Whatever Happened To...Street Pizzas?

Thinking back to two years ago, it seemed a new phenomenon had taken over Shanghai. Everywhere you looked you saw people eating something out of a brown paper wrapper (which you'd see all over the street, too) that sort of resembled pizzas and were often even advertised as China's first pizzas, most notably the masses were crowding around a little stall not far from Raffles Plazza. It was a fad in Beijing, too, but not on the supersized level that it was in Shanghai, yet that famous stand in Shanghai is long chai'd and you no longer see these pizza like items for sale.

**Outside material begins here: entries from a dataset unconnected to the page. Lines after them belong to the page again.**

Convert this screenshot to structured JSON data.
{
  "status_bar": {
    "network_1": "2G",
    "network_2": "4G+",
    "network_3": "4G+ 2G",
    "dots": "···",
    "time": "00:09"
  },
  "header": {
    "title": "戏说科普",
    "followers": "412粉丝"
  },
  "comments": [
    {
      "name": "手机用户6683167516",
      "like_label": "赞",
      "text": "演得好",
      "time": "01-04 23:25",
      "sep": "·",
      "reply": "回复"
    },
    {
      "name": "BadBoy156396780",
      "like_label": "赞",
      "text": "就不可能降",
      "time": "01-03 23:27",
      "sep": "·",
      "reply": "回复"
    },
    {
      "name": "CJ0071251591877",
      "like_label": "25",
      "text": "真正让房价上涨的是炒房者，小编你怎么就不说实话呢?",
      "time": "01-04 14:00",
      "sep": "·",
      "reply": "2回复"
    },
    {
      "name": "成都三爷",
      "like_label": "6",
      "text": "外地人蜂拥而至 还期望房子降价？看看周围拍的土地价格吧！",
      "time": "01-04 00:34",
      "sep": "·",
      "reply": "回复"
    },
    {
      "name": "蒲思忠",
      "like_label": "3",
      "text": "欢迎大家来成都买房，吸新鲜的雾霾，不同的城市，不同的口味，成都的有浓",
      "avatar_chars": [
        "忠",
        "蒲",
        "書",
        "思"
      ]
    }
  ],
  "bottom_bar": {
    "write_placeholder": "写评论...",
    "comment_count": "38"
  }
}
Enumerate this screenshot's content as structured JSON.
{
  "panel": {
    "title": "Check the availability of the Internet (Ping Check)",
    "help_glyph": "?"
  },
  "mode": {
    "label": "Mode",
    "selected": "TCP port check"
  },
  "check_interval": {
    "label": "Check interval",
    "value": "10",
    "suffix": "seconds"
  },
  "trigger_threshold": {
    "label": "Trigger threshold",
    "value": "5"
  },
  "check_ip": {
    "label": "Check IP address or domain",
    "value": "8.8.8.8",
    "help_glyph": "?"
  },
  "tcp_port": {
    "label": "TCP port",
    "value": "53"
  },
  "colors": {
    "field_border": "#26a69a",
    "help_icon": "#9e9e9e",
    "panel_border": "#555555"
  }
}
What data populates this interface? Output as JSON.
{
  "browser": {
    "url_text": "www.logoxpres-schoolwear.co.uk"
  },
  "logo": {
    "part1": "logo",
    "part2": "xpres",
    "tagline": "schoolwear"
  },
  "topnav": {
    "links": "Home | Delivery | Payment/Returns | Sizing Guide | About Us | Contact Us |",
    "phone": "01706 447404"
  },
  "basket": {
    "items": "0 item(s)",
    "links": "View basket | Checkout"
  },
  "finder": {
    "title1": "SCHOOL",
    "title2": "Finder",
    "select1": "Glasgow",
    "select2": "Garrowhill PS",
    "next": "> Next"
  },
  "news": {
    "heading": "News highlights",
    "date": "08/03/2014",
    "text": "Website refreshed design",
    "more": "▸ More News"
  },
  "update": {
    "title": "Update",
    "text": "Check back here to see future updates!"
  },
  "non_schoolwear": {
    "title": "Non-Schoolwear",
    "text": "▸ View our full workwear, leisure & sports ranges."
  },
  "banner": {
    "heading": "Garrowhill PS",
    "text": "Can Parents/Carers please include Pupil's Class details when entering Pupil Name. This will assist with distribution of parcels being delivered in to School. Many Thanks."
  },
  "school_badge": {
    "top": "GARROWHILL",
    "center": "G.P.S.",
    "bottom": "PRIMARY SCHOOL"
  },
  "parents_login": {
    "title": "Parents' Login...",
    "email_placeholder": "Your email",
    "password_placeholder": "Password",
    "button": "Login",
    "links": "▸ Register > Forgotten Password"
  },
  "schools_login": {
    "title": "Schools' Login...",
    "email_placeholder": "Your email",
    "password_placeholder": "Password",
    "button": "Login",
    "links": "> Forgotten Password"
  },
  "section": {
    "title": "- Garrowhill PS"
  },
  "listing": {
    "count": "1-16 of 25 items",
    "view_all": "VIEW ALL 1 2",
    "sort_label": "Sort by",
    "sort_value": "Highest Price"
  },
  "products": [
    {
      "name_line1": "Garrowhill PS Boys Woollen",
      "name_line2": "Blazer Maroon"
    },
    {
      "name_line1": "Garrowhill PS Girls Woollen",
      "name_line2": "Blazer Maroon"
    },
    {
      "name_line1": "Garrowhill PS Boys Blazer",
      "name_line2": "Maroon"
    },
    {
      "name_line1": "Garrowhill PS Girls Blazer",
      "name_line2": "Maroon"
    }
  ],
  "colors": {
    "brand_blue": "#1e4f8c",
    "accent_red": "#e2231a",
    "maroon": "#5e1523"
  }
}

I'd almost totally forgot about all this until I saw a post at On the Fringe few weeks ago. The "pizzas" that I always thoroughly enjoyed were much like what she is describing, often times also featuring cumin and other yangrou chuanr spices and pieces of "lamb". It seems that this trend is still alive and well in Qingdao, where she appears to be writing from, but why its disappearance from the streets of Shanghai and Beijing? Those brown wrappers WERE everywhere, perhaps it was so ubiquitous as to make too big a mess and so got banned?

1 comment:

zhwj said...

In Beijing and Shanghai the franchises expanded far too fast and over-saturated the market. There were reports of some store owners attempting to diversify and sell other products that would distinguish their shop from the one across the street, but most of them ended up folding. Practically all trace of them has disappeared in Bejing, except for some out-of-the-way shops near bus stations and other places where they're still a novelty. And if you look hard enough, you can sometimes spot a 2-yuan store whose facade is done in bamboo.